On a chalk-cliff, which dates from the long-distant Cretaceous period, the entire thickness formed by the yearly work of plants for millions and millions of years is often less than a foot in depth, and probably only four to five inches are true soil.
But this is an exceptionally thin stratum, although it is capable of producing rich turf, fat snails, and excellent mutton. In peat-mosses and in those buried forests which form the coalfields, vegetable matter may accumulate in deposits of thirty feet of coal. Yet these stores of carbonaceous matter seem to be at first sight miserly and selfish, at least from a vegetable point of view.
They resemble the gold and silver withdrawn from circulation in the world by some Hindoo miser and buried deep within the earth. Yet somebody is pretty certain to find out and make use of such stores eventually.
In the case of the peat and coalfields, an animal of sufficient intelligence to utilize them has already been produced, and now they are used by man as fuel.
It is very important to remember that the soil is a sort of last home to which the particles of carbon, of nitrate, and minerals always return after their wanderings in the bodies of plants, of insects, or of other animals. They probably rest but a short time before they again set off on new adventures.
One might say the same of the water, and of the carbonic acid gas and oxygen of the atmosphere, for the water, falling as rain upon the earth, trickles down to the underground water-level. Then it immediately begins to rise up between the particles of earth and is promptly caught and sucked in by the roots, only to be again given out by their leaves. The carbonic acid gas and oxygen also are always entering and leaving the foliage. Even the nitrogen of the air is not left alone in the atmosphere. There are small germs in the soil which are able to get hold of it and make it into valuable nitrates.
More curious still is the fact that electric charges can be used to change the comparatively useless air-nitrogen into useful manures. Probably the farmer will some day make his own nitrates by electricity.

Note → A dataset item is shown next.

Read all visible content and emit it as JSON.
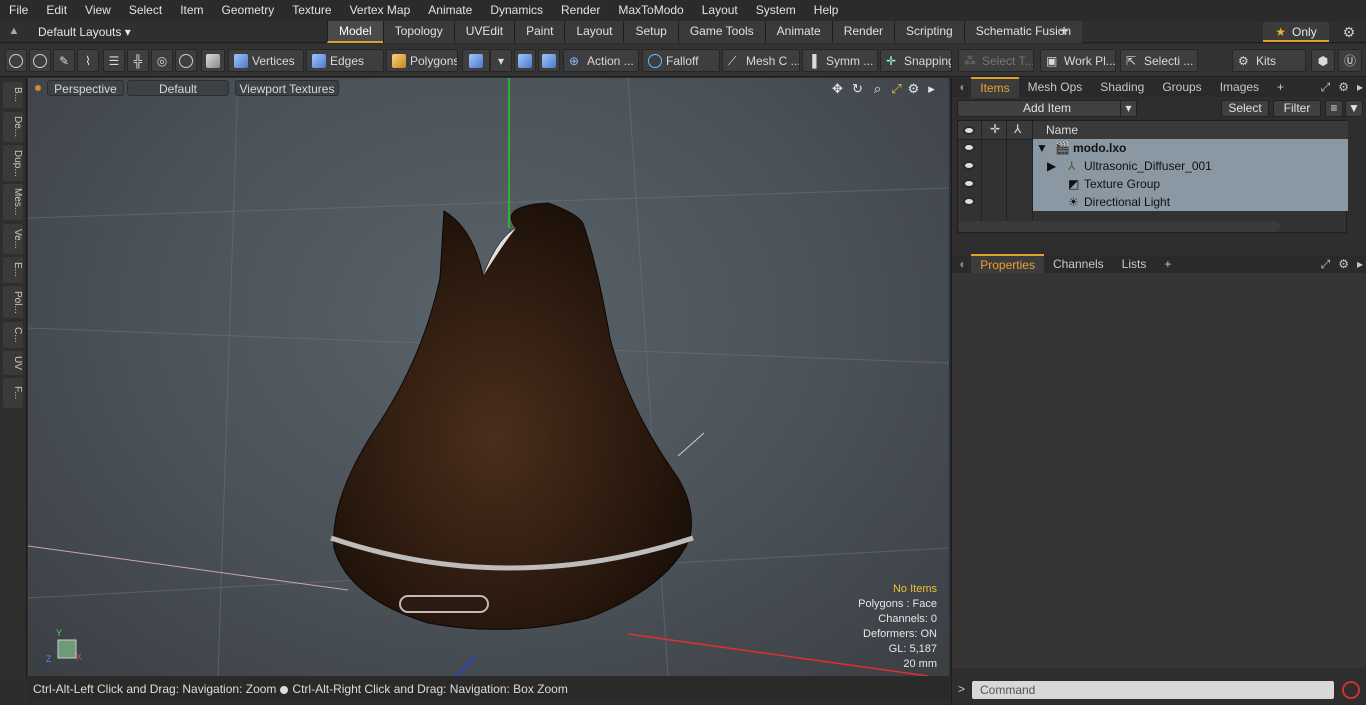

The structure of the soil or earth is a most interesting and romantic part of botany. It is true that a "radical" disposition is necessary if one is to go to the root of the matter, but, unless we do this, it is impossible to realize the romance of roots.
Down below is the unaltered rock, sand, or clay. Next above it comes the subsoil, which consists of fragments of the rock below, or of sand, clay, etc., more or less altered by deep-going roots. Even in this subsoil, bacteria or germs may be at work, and the burrows of worms and insects often extend to it. Next above the subsoil comes the true soil; there is plenty of the stones, soil, sand, or whatever it may be that constitutes the subsoil, but its richness consists in its contents of valuable minerals, and especially of broken-up leaves, corpses of insects, and manure. Above this true soil are first the leaf-mould of two years ago, then that of the year before last, and on the top is the leaf-mould and other decayed products of last winter.